(Repeats story first published Friday with no changes to text)
By Noel Randewich
SAN FRANCISCO, Aug 18 (Reuters) - Investors worried about lofty stock-market valuations may take comfort in signs that companies in the benchmark S&P 500 index are padding their bottomlines less than they have in previous years.
Recent changes to accounting standards and a crackdown last year by the Securities Exchange Commission are encouraging many companies to be more cautious about reporting metrics that do not adhere to Generally Accepted Accounting Principles (GAAP).
The difference between S&P 500 companies’ GAAP net incomes and the adjusted versions of net income that they play up to Wall Street is expected to significantly shrink in 2017 for a second year, after hitting a high in 2015, according to a Thomson Reuters analysis.
Such a decline may be good news for investors worried that stock prices have risen too far.
“The closer reported earnings are to GAAP, the more confident I’d be that investors are getting a fair characterization,” said Jack Ablin, chief investment officer at BMO Private Bank in Chicago.
On their income statements, companies often exclude “extraordinary” items, like charges associated with layoffs that they believe give investors an unclear picture of their performance. Those adjustments tend to make their profits appear stronger.
After an 8-percent rise in 2017, the S&P 500 is trading at 17.8 times expected earnings, a level many investors consider expensive and increases the risk of a market selloff. But the expected earnings in that valuation are adjusted, not GAAP.
To the extent that companies use non-GAAP accounting less this year than in recent years, investors may feel more comfortable paying higher valuations for their stocks.
“You’re getting more conservative in your earnings approach rather than more aggressive,” said Phil Blancato, head of Ladenburg Thalmann Asset Management in New York. “That’s exactly why I don’t think current PEs are very expensive.”
Following new accounting standards covering the taxation of stock-based compensation, Google parent company Alphabet Inc. stopped excluding stock-based compensation from its costs in the first quarter. Facebook Inc. said it would no longer emphasize non-GAAP expenses, income, tax rate or earnings per share.
Responding to a new standard on revenue recognition, Microsoft Corp. recently said it will switch to GAAP revenue reporting.
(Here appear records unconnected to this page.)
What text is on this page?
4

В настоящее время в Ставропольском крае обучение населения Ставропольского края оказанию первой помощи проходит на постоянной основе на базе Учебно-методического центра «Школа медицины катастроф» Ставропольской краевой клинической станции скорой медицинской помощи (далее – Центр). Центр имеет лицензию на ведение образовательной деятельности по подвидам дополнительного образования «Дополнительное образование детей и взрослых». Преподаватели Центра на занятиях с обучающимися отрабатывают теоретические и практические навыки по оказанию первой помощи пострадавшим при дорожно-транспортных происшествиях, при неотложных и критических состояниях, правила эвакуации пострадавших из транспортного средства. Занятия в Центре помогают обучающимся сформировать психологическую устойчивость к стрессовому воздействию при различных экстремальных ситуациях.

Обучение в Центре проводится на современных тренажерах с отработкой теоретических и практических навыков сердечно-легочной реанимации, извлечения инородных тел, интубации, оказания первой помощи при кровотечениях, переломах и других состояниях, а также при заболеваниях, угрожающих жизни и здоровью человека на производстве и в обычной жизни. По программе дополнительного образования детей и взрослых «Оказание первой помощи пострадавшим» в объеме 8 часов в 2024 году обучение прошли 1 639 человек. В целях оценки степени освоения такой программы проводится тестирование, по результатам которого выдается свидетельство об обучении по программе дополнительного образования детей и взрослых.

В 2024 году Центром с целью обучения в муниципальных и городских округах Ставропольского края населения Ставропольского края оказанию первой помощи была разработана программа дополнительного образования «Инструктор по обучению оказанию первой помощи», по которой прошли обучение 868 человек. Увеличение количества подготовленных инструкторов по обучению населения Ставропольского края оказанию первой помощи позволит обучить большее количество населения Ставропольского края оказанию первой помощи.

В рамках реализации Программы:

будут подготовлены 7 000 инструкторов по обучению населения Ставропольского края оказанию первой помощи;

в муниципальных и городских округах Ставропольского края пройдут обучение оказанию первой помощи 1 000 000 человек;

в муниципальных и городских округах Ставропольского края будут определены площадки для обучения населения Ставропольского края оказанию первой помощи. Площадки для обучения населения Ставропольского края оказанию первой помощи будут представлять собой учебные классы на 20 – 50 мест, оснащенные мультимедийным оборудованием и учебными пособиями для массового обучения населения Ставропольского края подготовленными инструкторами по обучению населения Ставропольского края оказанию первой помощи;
Analysts expect S&P 500 corporations in 2017 to report a total of about $1.06 trillion in GAAP net income, according to Thomson Reuters data. But allowing for non-GAAP adjustments made by many companies and analysts, total net income is expected to reach around $1.17 trillion.
Still, that 10-percent difference between GAAP net income and the net income companies and many investors focus on is much smaller than in 2015, when the difference was 33 percent, the largest gap since at least 2009. Last year, the difference shrank to 22 percent. (tmsnrt.rs/2fRRogA)
Thomson Reuters analyzed 494 S&P 500 companies and adjusted some of their fiscal years to reflect calendar years. In cases where companies and analysts focused on GAAP, that number was counted as adjusted net income.
Adding to pressure on U.S. chief financial officers, the SEC last year sent comment letters to corporations questioning their accounting methods. It warned companies not to produce misleading quarterly reports using larger fonts and bolded type to emphasize non-GAAP metrics.
“The SEC was upset about how non-GAAP was being used, and I think people have tried to listen to that. Nobody wants an SEC comment letter,” said Takis Makridis, chief executive of Equity Methods, which advises companies on equity compensation.
Silicon Valley’s technology giants have additional reasons to start emphasizing GAAP results.
“The biggest companies who, earlier in their evolution needed to show numbers that put them in a more favorable light, no longer need that advantage,” said Pivotal Research analyst Brian Wieser. “It raises greater contrast with companies that are just emerging.”